From an applied perspective, the identification of elicitors in SSB OS offers exciting opportunities for sustainable agriculture. In the face of climate change, pesticide resistance, and environmental degradation, developing pest-resilient crops through ecological and molecular means is increasingly vital. The components in elicitor-active fractions described in this study could serve as templates for designing novel pest management strategies. For instance, synthetic mimics of these molecules might be used to ‘prime’ rice plants for enhanced defense, a concept that has gained traction in plant-pathogen systems. Alternatively, genetic engineering or marker-assisted selection could be used to enhance the expression or sensitivity of key receptors and signaling proteins involved in elicitor perception.
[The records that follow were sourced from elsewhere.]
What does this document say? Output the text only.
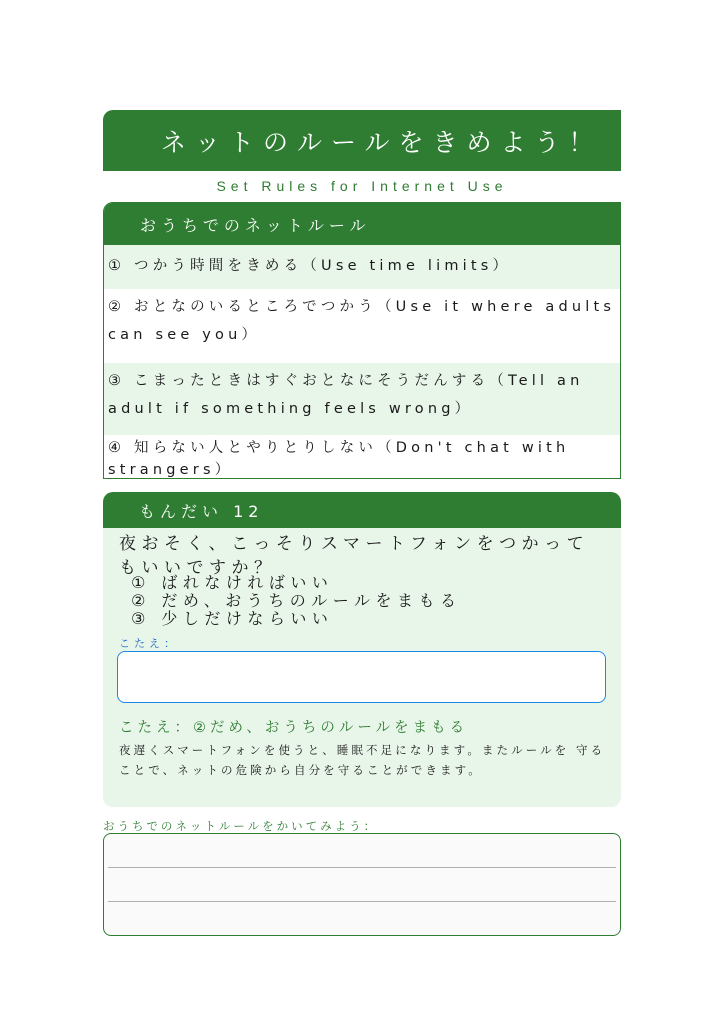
ネットのルールをきめよう！
Set Rules for Internet Use
おうちでのネットルール
① つかう時間をきめる（Use time limits）
② おとなのいるところでつかう（Use it where adults can see you）
③ こまったときはすぐおとなにそうだんする（Tell an adult if something feels wrong）
④ 知らない人とやりとりしない（Don't chat with strangers）
もんだい 12
夜おそく、こっそりスマートフォンをつかってもいいですか？
① ばれなければいい
② だめ、おうちのルールをまもる
③ 少しだけならいい
こたえ：
こたえ：②だめ、おうちのルールをまもる
夜遅くスマートフォンを使うと、睡眠不足になります。またルールを 守ることで、ネットの危険から自分を守ることができます。
おうちでのネットルールをかいてみよう：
The discovery of both proteinaceous and non-proteinaceous elicitors emphasizes the need to explore a broader chemical space in the search for bioactive molecules. While peptides and proteins are classical elicitors, non-proteinaceous metabolites may be more stable, cost-effective, and easier to synthesize or apply in the field. The separation of OS fractions with distinct elicitor activity, as performed by Jing et al. (2025), paves the way for detailed structural and functional studies to identify the molecular identities of these signals. Future work should aim to determine the key elicitors and identify the rice receptors that perceive them. Are they detected by pattern recognition receptors (PRRs) at the plasma membrane, or by intracellular sensors such as nucleotide-binding leucine-rich repeat proteins (NLRs) (Lu and Tsuda 2021)? What downstream pathways are uniquely activated by these OS components, and how do they interact with other stress response networks? Addressing these questions will deepen our understanding of plant immunity and facilitate its application in crop protection. Moreover, these findings raise intriguing questions about the specificity and evolution of herbivore-plant interactions. Do other rice herbivores possess similar elicitor-active OS components, or are these features unique to SSB? Comparative studies across different insect species could help determine whether elicitor composition is phylogenetically conserved or shaped by co-evolutionary arms races with host plants.